Icy Dicey Days

Forgive the delay in adding to my Blog. With Metastatic Cancer it’s always a roller coaster ride and I have spent the last couple of weeks in minor depression and major worry. Besides that the weather is Icy and that gets me down as well. After receiving the results from my latest PET scan I was elated. The scan showed absolutely no new activity and much of the activity had disappeared. Yea! Good news! Had an appointment with my MD a week after the PET results and wasn’t expecting anything but good news. Well I have to learn never to think I know what to expect because, even though my PET scan was great, my tumor markers were going through the roof. TERROR! No explanation yet though I have transmitted several questions to my MD (or I should say my very significant other had) and am trying to wait patiently for the answers. The medical suggestion is always take this scan or other to rule out anything serious that may be going on. Well, you know, I get very tired of scans and waiting for results – I want more information before I do that. Waiting for results of these tests takes more out of me than Breast Cancer.
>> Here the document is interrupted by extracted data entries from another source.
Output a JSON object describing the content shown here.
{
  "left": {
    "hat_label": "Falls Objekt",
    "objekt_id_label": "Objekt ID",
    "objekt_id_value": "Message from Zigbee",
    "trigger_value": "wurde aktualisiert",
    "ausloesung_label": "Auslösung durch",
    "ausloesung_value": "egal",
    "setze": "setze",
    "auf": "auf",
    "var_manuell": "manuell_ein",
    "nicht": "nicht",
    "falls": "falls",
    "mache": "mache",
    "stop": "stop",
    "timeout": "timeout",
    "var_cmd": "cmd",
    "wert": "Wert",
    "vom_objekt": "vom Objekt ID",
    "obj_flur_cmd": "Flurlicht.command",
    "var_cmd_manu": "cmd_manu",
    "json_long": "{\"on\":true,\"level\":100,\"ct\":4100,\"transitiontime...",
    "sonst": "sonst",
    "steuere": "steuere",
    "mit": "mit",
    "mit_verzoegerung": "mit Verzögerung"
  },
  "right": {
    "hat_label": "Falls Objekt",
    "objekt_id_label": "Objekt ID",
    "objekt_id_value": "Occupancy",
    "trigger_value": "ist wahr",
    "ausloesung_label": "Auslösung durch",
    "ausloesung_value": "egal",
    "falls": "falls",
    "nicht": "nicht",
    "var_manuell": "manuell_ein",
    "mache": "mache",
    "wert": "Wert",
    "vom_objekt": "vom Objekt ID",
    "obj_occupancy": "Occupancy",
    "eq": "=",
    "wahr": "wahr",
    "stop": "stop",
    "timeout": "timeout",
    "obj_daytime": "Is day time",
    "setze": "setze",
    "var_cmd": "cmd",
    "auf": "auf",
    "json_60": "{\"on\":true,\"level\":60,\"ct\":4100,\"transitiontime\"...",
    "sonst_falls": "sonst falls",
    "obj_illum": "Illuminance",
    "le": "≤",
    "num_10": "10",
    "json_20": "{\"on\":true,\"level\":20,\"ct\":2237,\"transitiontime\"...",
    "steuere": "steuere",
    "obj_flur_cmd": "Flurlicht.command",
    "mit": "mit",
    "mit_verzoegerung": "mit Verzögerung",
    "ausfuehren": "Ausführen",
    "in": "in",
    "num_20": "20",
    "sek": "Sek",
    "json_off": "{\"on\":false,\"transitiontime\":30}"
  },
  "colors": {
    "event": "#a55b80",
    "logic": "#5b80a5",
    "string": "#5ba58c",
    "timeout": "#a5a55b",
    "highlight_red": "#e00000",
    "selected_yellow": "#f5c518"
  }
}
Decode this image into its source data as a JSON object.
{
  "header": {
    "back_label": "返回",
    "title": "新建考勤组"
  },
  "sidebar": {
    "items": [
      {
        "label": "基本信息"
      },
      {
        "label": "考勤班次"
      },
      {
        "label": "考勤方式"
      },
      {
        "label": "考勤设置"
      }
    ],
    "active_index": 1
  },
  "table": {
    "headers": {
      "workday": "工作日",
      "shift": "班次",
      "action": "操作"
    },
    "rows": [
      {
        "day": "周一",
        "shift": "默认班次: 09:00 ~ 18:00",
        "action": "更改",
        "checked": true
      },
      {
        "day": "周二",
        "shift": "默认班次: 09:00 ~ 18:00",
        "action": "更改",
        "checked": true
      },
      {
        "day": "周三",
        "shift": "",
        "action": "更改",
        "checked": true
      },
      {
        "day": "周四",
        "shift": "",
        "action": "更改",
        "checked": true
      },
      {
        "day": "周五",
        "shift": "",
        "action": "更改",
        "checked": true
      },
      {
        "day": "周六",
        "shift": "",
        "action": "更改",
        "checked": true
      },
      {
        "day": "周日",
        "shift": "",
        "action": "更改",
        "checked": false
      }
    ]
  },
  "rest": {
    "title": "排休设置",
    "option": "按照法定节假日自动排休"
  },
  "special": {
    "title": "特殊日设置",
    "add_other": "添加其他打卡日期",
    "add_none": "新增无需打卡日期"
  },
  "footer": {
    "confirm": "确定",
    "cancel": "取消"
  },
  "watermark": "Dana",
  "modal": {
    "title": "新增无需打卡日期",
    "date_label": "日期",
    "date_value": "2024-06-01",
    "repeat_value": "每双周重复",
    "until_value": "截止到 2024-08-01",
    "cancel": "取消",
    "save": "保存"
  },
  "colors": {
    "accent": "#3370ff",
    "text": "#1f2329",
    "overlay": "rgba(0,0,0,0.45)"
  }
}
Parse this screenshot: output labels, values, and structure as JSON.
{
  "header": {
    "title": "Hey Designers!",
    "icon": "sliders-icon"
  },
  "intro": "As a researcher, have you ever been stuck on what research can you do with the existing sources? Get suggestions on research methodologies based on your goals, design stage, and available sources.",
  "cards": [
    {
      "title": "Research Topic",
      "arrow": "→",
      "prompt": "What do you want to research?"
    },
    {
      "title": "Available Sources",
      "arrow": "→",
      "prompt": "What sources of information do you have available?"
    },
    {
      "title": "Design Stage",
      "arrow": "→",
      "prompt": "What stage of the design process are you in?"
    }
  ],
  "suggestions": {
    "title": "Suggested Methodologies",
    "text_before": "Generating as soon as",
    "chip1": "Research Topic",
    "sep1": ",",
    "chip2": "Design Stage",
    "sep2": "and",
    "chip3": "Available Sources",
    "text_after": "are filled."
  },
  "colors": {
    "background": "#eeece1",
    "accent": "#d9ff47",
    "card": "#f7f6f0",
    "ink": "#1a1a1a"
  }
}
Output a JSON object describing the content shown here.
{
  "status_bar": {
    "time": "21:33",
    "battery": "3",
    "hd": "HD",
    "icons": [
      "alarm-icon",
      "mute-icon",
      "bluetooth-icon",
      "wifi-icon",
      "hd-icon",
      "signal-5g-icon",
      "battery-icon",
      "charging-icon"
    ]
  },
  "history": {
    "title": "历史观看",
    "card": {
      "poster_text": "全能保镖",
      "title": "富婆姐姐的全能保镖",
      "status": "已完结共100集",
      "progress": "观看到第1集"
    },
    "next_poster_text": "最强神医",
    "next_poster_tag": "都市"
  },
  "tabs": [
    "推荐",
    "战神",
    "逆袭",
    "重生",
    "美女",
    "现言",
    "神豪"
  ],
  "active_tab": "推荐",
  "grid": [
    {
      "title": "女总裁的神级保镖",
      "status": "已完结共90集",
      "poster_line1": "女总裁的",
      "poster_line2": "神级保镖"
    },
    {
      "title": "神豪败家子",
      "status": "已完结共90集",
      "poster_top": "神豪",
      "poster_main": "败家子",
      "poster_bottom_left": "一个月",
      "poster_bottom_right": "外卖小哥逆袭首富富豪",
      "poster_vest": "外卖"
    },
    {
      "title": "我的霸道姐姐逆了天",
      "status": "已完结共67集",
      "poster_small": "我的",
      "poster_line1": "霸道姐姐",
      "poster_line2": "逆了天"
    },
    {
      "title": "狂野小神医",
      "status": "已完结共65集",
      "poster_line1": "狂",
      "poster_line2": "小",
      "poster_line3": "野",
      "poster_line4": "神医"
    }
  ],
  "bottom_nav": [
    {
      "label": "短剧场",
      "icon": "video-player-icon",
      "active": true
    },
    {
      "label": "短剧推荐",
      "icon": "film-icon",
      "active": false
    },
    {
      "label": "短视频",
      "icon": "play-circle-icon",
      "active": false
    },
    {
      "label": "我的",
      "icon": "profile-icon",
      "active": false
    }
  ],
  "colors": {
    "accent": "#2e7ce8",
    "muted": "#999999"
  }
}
Soooooo I will see if I get any additional information before doing anything else. I’ve been given a vacation from Chemo for Thanksgiving and decided that my entire family hasn’t been together for almost a year so, guess what, we are all going to spend Thanksgiving with my Number #1 son, Ray in Boston and DAMN THE TORPEDOES! I am going to try very hard to put Breast Cancer on the shelf behind closed doors and make believe my life is normal. A tall order for me but I’m sure going to try hard. We shall eat, drink and be merry and I wish the same to all of you that read this blog!